UW News

October 23, 2008

UW researchers receive Gates Foundation Explorations grants

UW Health Sciences/UW Medicine

Five UW researchers have received $100,000 Gates Foundation Grand Challenges Explorations grants for innovative global health research.


Among the projects selected is Dr. Keith Jerome’s study aimed at disabling HIV replication within genomes of infected patients. It is an innovative idea that could one day make it possible to cut and disable HIV within the genomes of infected people, thus offering the possibility of a cure for the virus that causes AIDS.

Jerome, a UW associate professor of laboratory medicine and an assistant member of the Vaccine and Infectious Disease Institute at the Fred Hutchinson Cancer Research Center, submitted his idea to the Bill & Melinda Gates Foundation Grand Challenges Explorations initiative, which promotes innovation in global health.

In an announcement made yesterday by the Gates Foundation, Jerome’s research project will receive $100,000 for one year as one of 104 grants provided by the Gates Foundation for the first funding round of Grand Challenges Explorations. The initiative helps scientists around the world explore bold, new solutions for health challenges in developing countries. The grants were provided to all levels of scientists in 22 countries and five continents. Successful projects will be eligible to apply for follow-up funding.

“This is excellent news and we are extremely appreciative to receive this funding from the Gates Foundation,” Jerome said. “If this approach proves successful in the laboratory, it might one day be possible to cut and disable the HIV within the genomes of infected people, which could conceivably lead to a cure of HIV infection.”

To receive funding, Jerome showed in a two-page application how his idea falls outside current scientific paradigms and could lead to significant advances in global health if successful.

“The unique feature of HIV that makes it such a difficult enemy is that the virus inserts itself directly into the genes of its human host,” Jerome explained. “From there, the virus can release billions of copies of itself into the blood, and cause sickness or death. Our current treatments can attack the copies of virus in the blood, but do nothing to deal with the virus that is inserted directly into a person’s genome. We hope to change that using a new class of proteins called homing endonucleases.”

Jerome said these proteins very specifically seek out DNA strands that have a particular sequence, and then cut them. He and his research team will work to develop and test homing endonucleases that can recognize and cut DNA sequences unique to HIV, thus disabling the virus from making any more copies of itself.

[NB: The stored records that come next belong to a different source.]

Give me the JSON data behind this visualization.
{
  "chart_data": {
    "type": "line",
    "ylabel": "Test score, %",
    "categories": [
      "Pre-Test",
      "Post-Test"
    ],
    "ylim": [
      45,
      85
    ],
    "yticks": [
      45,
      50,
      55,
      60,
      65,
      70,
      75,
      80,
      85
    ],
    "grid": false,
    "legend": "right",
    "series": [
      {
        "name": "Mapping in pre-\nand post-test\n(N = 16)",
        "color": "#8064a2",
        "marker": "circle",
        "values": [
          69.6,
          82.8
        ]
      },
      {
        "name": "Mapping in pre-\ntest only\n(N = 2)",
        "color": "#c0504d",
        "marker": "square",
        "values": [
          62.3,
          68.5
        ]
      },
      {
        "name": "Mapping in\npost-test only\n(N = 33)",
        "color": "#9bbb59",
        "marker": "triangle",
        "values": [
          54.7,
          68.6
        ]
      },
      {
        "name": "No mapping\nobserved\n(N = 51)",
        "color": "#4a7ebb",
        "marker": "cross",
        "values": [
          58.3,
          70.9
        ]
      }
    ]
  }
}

In addition to Jerome, four other UW researchers received funding of $100,000 each from the Gates Foundation Grand Challenges Explorations grant:


  • Dr. Dmitry Shayakhmetov, UW assistant professor of medical genetics, will lead a research project titled “Interruption of Latency and in Vivo Adenovirus Mediated Elimination of Macrophages Infected with M. Tuberculosis,” which has the potential to identify new molecular targets and therapeutic approaches to counteract latent tuberculosis infection and more effectively treat progressive TB.
  • Dr. James Kublin, associate professor in the UW School of Public Health and Community Medicine and director of the HIV Vaccine Trials Network based at the Fred Hutchinson Cancer Research Center, is leading a project titled “P. falciparum Sexual Reproduction in Vitro and High-Volume Infectious Sporozoite Production for Whole Cell Vaccines” that proposes a new, systematic approach for making large numbers of infective malaria parasites. Robotic machinery handling thousands of chemicals will be used to produce results that will enable Kublin and his team to reproduce in the lab what happens in the mosquito.
  • In a project titled “VACAS: Vaccinating Adjuvant Core Antigen Shell Nanoparticles,” François Baneyx, UW professor of chemical engineering and adjunct professor of bioengineering, will rely on biomimetic, or bionic, approaches to develop a new type of vaccine that will provide better protection against malaria, tuberculosis and other infectious diseases.
  • Pradipsinh Rathod, UW professor of chemistry, is leading a project titled “Strategies to Disable Hypermutagenesis in Malaria Parasites,” which will target components of the malaria genome and develop partner drugs that will disable hypermutagenesis, thus giving traditional drugs and vaccines a fighting chance against parasites.


“I congratulate each individual who took the initiative to share their idea with us to help fight the world’s most serious diseases,” said Dr. Tachi Yamada, president of the Gates Foundation’s Global Health Program. “The number of creative approaches we received exceeded our highest aspirations. Projects from this initial pool of grants have the potential to transform health in developing countries, and I will be rooting for their success.”

Applications for the second round of Grand Challenges Explorations are being accepted through Nov. 2, and topics for the third round will be announced in early 2009. Grant application instructions, including the list of topic areas in which proposals are currently being accepted, are available at www.gcgh.org/explorations.